SEE ALSO: Looking to start exporting?
Jenny says his workspace was their apartment’s bathroom.
“It was sort of an accident in a way. Initially it was too big for our son so he flipped the frame over and that made it the perfect size to straddle. Then he couldn’t balance on it being only 18 months so Rich added a third wheel.”
What better place to test your product than Central Park, which was a 10min walk away.
“People would come running after Rich and ask where they could get one of the bikes. So he made about 10 of them in his little workshop in our bathroom.”
Back to NZ
After having a second child, the couple moved back to Wellington and started working full-time on Wishbone.
“We arrived back in December 2006 and registered the company name in April 2007. We were doing viability stuff during 2007 and burning through our personal savings, so it was in about August we said we’ve got to get something on the market or one of us has got to go back to work.”
She says they ended up using a local joinery business to cut the wooden frames out before finishing them by hand with Rich and student labour in their home garage.
“We sold 100 around the country before Christmas 2007.”
In early Feb 2008, Jenny went to the Nuremberg Toy Fair in Germany with a prototype they had made in China.
“It’s the world’s largest international toy fair and one of the largest trade fairs. We came home with orders for 2,000 bikes.”
An immortal investment
Jenny believes the bikes have taken off in New Zealand because people live an outdoor lifestyle and the bike encourages kids to be completely independent at a really young age.
“Kiwis want to get their kids going young.
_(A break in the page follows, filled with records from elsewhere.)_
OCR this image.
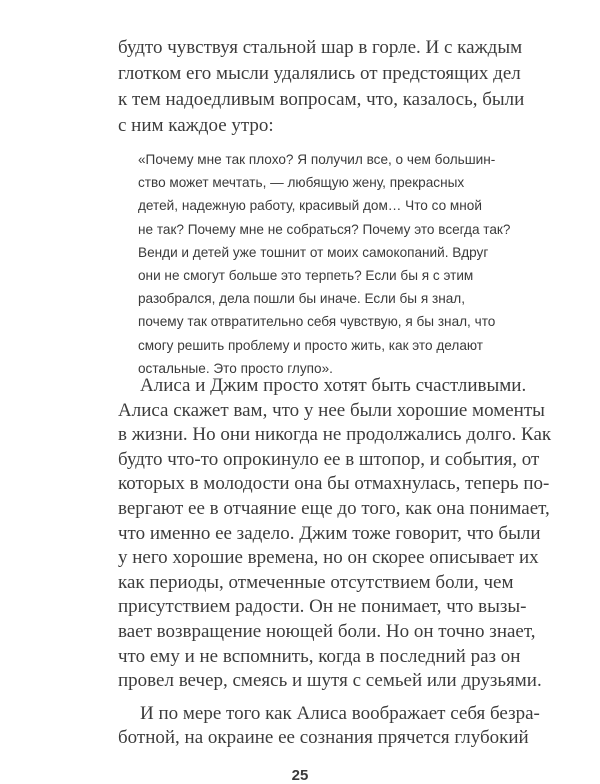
будто чувствуя стальной шар в горле. И с каждым
глотком его мысли удалялись от предстоящих дел
к тем надоедливым вопросам, что, казалось, были
с ним каждое утро:
«Почему мне так плохо? Я получил все, о чем большин-
ство может мечтать, — любящую жену, прекрасных
детей, надежную работу, красивый дом… Что со мной
не так? Почему мне не собраться? Почему это всегда так?
Венди и детей уже тошнит от моих самокопаний. Вдруг
они не смогут больше это терпеть? Если бы я с этим
разобрался, дела пошли бы иначе. Если бы я знал,
почему так отвратительно себя чувствую, я бы знал, что
смогу решить проблему и просто жить, как это делают
остальные. Это просто глупо».
Алиса и Джим просто хотят быть счастливыми.
Алиса скажет вам, что у нее были хорошие моменты
в жизни. Но они никогда не продолжались долго. Как
будто что-то опрокинуло ее в штопор, и события, от
которых в молодости она бы отмахнулась, теперь по-
вергают ее в отчаяние еще до того, как она понимает,
что именно ее задело. Джим тоже говорит, что были
у него хорошие времена, но он скорее описывает их
как периоды, отмеченные отсутствием боли, чем
присутствием радости. Он не понимает, что вызы-
вает возвращение ноющей боли. Но он точно знает,
что ему и не вспомнить, когда в последний раз он
провел вечер, смеясь и шутя с семьей или друзьями.
И по мере того как Алиса воображает себя безра-
ботной, на окраине ее сознания прячется глубокий
25
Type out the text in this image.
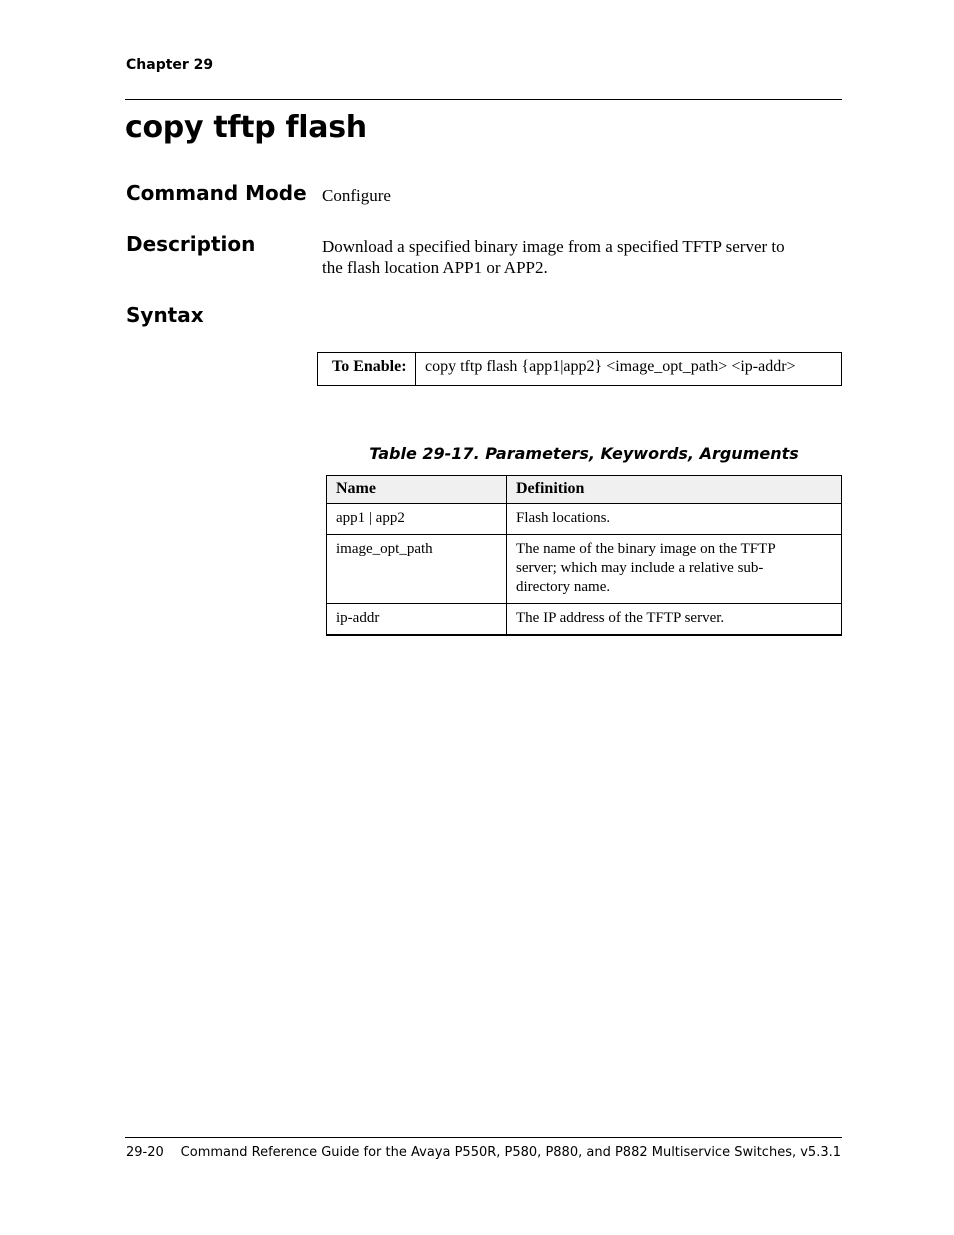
Chapter 29
copy tftp flash
Command Mode Configure

Description	Download a specified binary image from a specified TFTP server to
the flash location APP1 or APP2.
Syntax
To Enable:	copy tftp flash {app1|app2} <image_opt_path> <ip-addr>
Table 29-17. Parameters, Keywords, Arguments
Name	Definition
app1 | app2	Flash locations.
image_opt_path	The name of the binary image on the TFTP
server; which may include a relative sub-
directory name.

ip-addr	The IP address of the TFTP server.
29-20 Command Reference Guide for the Avaya P550R, P580, P880, and P882 Multiservice Switches, v5.3.1
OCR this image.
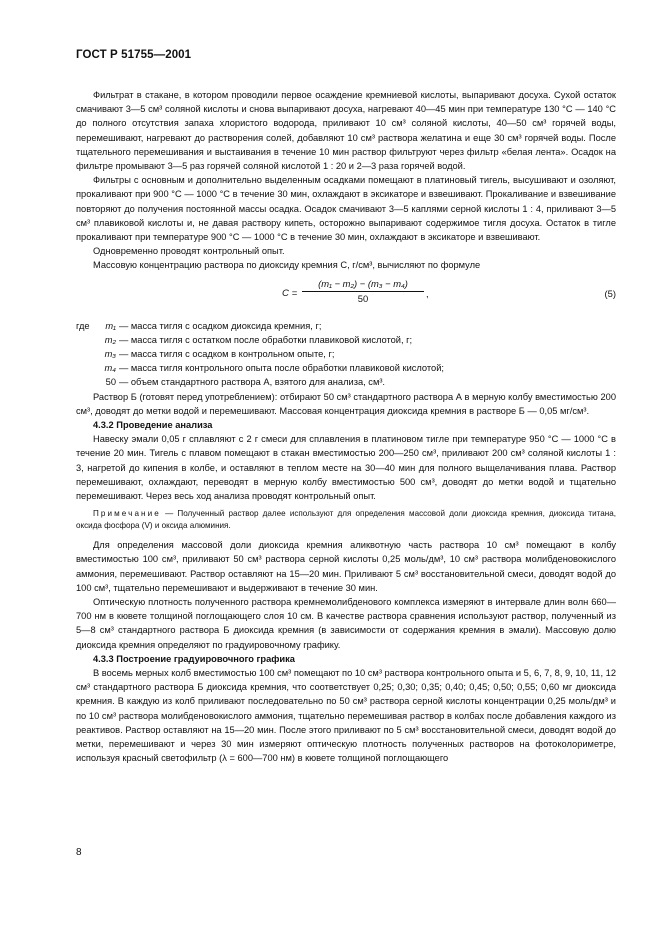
ГОСТ Р 51755—2001

Фильтрат в стакане, в котором проводили первое осаждение кремниевой кислоты, выпаривают досуха. Сухой остаток смачивают 3—5 см³ соляной кислоты и снова выпаривают досуха, нагревают 40—45 мин при температуре 130 °С — 140 °С до полного отсутствия запаха хлористого водорода, приливают 10 см³ соляной кислоты, 40—50 см³ горячей воды, перемешивают, нагревают до растворения солей, добавляют 10 см³ раствора желатина и еще 30 см³ горячей воды. После тщательного перемешивания и выстаивания в течение 10 мин раствор фильтруют через фильтр «белая лента». Осадок на фильтре промывают 3—5 раз горячей соляной кислотой 1 : 20 и 2—3 раза горячей водой.

Фильтры с основным и дополнительно выделенным осадками помещают в платиновый тигель, высушивают и озоляют, прокаливают при 900 °С — 1000 °С в течение 30 мин, охлаждают в эксикаторе и взвешивают. Прокаливание и взвешивание повторяют до получения постоянной массы осадка. Осадок смачивают 3—5 каплями серной кислоты 1 : 4, приливают 3—5 см³ плавиковой кислоты и, не давая раствору кипеть, осторожно выпаривают содержимое тигля досуха. Остаток в тигле прокаливают при температуре 900 °С — 1000 °С в течение 30 мин, охлаждают в эксикаторе и взвешивают.

Одновременно проводят контрольный опыт.

Массовую концентрацию раствора по диоксиду кремния С, г/см³, вычисляют по формуле

$C = \frac{\text{(m₁ − m₂) − (m₃ − m₄)}}{50}$ ,	(5)
где	m₁ — масса тигля с осадком диоксида кремния, г;
m₂ — масса тигля с остатком после обработки плавиковой кислотой, г;
m₃ — масса тигля с осадком в контрольном опыте, г;
m₄ — масса тигля контрольного опыта после обработки плавиковой кислотой;
50 — объем стандартного раствора А, взятого для анализа, см³.

Раствор Б (готовят перед употреблением): отбирают 50 см³ стандартного раствора А в мерную колбу вместимостью 200 см³, доводят до метки водой и перемешивают. Массовая концентрация диоксида кремния в растворе Б — 0,05 мг/см³.

4.3.2 Проведение анализа

Навеску эмали 0,05 г сплавляют с 2 г смеси для сплавления в платиновом тигле при температуре 950 °С — 1000 °С в течение 20 мин. Тигель с плавом помещают в стакан вместимостью 200—250 см³, приливают 200 см³ соляной кислоты 1 : 3, нагретой до кипения в колбе, и оставляют в теплом месте на 30—40 мин для полного выщелачивания плава. Раствор перемешивают, охлаждают, переводят в мерную колбу вместимостью 500 см³, доводят до метки водой и тщательно перемешивают. Через весь ход анализа проводят контрольный опыт.

Примечание — Полученный раствор далее используют для определения массовой доли диоксида кремния, диоксида титана, оксида фосфора (V) и оксида алюминия.

Для определения массовой доли диоксида кремния аликвотную часть раствора 10 см³ помещают в колбу вместимостью 100 см³, приливают 50 см³ раствора серной кислоты 0,25 моль/дм³, 10 см³ раствора молибденовокислого аммония, перемешивают. Раствор оставляют на 15—20 мин. Приливают 5 см³ восстановительной смеси, доводят водой до 100 см³, тщательно перемешивают и выдерживают в течение 30 мин.

Оптическую плотность полученного раствора кремнемолибденового комплекса измеряют в интервале длин волн 660—700 нм в кювете толщиной поглощающего слоя 10 см. В качестве раствора сравнения используют раствор, полученный из 5—8 см³ стандартного раствора Б диоксида кремния (в зависимости от содержания кремния в эмали). Массовую долю диоксида кремния определяют по градуировочному графику.

4.3.3 Построение градуировочного графика

В восемь мерных колб вместимостью 100 см³ помещают по 10 см³ раствора контрольного опыта и 5, 6, 7, 8, 9, 10, 11, 12 см³ стандартного раствора Б диоксида кремния, что соответствует 0,25; 0,30; 0,35; 0,40; 0,45; 0,50; 0,55; 0,60 мг диоксида кремния. В каждую из колб приливают последовательно по 50 см³ раствора серной кислоты концентрации 0,25 моль/дм³ и по 10 см³ раствора молибденовокислого аммония, тщательно перемешивая раствор в колбах после добавления каждого из реактивов. Раствор оставляют на 15—20 мин. После этого приливают по 5 см³ восстановительной смеси, доводят водой до метки, перемешивают и через 30 мин измеряют оптическую плотность полученных растворов на фотоколориметре, используя красный светофильтр (λ = 600—700 нм) в кювете толщиной поглощающего

8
If you can ride a Wishbone Bike on 3 wheels when you’re 12 months, then you can balance on a 2-wheeler when you’re 1-and-a-half or 2, then you’ll be riding a pedal bike when you’re 3-and-a-half, 4.”
She thinks it’s that same principle as to why they’re popular around the world.
“Our whole brand is built on the principle of anti-consumption,” she says. “We’re designing products that will last a long time for a child, they’re really good quality, and they have more than one function. They don’t end up in a landfill at the end because they’re what we call 100% repairable.
“This means we make all of the parts available for after-market sale. So you can buy anything off it; if it breaks or gets lost you can replace the part, and keep the product for forever really.”
Dominating the market
Wishbone now has 7 full-time employees including a full-timer in China who is the quality controller and a part-timer in Seattle who looks after their US and Canadian retailers.
Jenny says currently around 8% of Wishbone’s sales are in New Zealand.
“Our sales spread has evolved over time. Initially it would have been 85% Europe, nowadays it’s around 45% Europe. Our sales are growing in Europe but they’re growing faster elsewhere.
“We wholesale directly to stores in NZ, Australia, and the US. In Europe, we have a lot of in-country distributors.”
The business now has warehouses in 6 locations around the world: Wellington, Melbourne, Toronto, New Jersey, Netherlands, and China.
From wood to recycled carpet
The original wooden Wishbone bike continues to be a best seller, but Jenny says they realised around 4 years into their journey that some people were concerned how wood would work in their harsh climates.
“Particularly in places like Russia and Canada where it’s really cold and dry, and parts of Australia where it’s damp; where people might think an outdoor toy with wood won’t last in their climate.”
So after 2 years of research and development, they started producing bikes made of glass fibre nylon and glass fibre polypropylene, both from recycled carpet.
“The polypropylene and nylon comes from end of use residential carpet taken out of homes from the eastern seaboard of the States. It’s recycled into plastic pellets which we ship to our factory in China.”
Jenny says Wishbone’s recycled bike sales are climbing and will more than likely exceed wooden bike sales before long.
Where to from here
Jenny says there’s no slowing down for Wishbone with lots of exciting new product development in the works.
“Our ambition is bigger and better. We’re working on extending our range of recycled bikes in terms of age through to adults.
“At the moment, we’re already the world’s first post-consumer recycled bike. We’d like to be the first ever, successfully mass-produced adult plastic bike as well. This could open up a whole new market for us.”